Las autoridades estadounidenses llevaron a cabo una acción contra aproximadamente 400 dominios en la web que difundían de forma ilícita los partidos del Mundial sin permiso, en un esfuerzo coordinado con entidades deportivas y compañías del sector para frenar la piratería digital. Esta operación se enmarca dentro de una ofensiva más amplia contra redes que se aprovechan de la gran audiencia del torneo para lucrarse con contenido protegido.
De acuerdo con los informes, estos sitios no solo infringían derechos de autor al emitir los encuentros en vivo, sino que también operaban como parte de redes internacionales que aprovechan la popularidad del fútbol para atraer a millones de usuarios en distintos países. Las autoridades señalaron que este tipo de estructuras tiende a desplazarse entre múltiples jurisdicciones para dificultar su cierre definitivo.
Más allá del bloqueo, se dejó caer una advertencia importante: muchas de estas plataformas ilícitas pueden exponer a los usuarios a riesgos de ciberseguridad.
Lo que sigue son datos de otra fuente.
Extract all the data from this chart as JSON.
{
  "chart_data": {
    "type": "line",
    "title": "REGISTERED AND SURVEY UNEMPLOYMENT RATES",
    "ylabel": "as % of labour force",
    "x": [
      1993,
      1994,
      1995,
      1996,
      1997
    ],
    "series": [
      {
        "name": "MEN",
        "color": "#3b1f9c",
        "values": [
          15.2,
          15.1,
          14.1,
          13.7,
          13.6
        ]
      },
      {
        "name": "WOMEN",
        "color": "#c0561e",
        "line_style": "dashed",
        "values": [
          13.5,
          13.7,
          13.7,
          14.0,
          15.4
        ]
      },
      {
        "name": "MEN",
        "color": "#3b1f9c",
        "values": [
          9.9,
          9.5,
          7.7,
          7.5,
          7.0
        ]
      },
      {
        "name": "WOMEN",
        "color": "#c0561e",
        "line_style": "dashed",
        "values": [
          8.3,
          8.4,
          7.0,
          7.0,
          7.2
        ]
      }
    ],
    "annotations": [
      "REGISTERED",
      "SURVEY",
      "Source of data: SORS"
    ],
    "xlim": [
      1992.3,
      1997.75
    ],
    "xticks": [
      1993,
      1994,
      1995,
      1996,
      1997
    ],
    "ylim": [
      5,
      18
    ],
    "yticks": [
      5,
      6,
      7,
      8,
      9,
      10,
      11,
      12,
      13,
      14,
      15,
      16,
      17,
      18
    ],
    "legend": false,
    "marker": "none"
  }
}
Entre las amenazas identificadas figuran malware, enlaces maliciosos y sistemas diseñados para robar datos personales o financieros a quienes acceden a estas transmisiones fraudulentas.
Las autoridades recomiendan evitar cualquier sitio no oficial para ver eventos deportivos y extremar precauciones durante grandes competiciones como el Mundial, donde el aumento del tráfico digital es aprovechado por ciberdelincuentes. El mensaje es claro: lo “gratis” en internet puede salir caro si compromete la seguridad de los datos personales.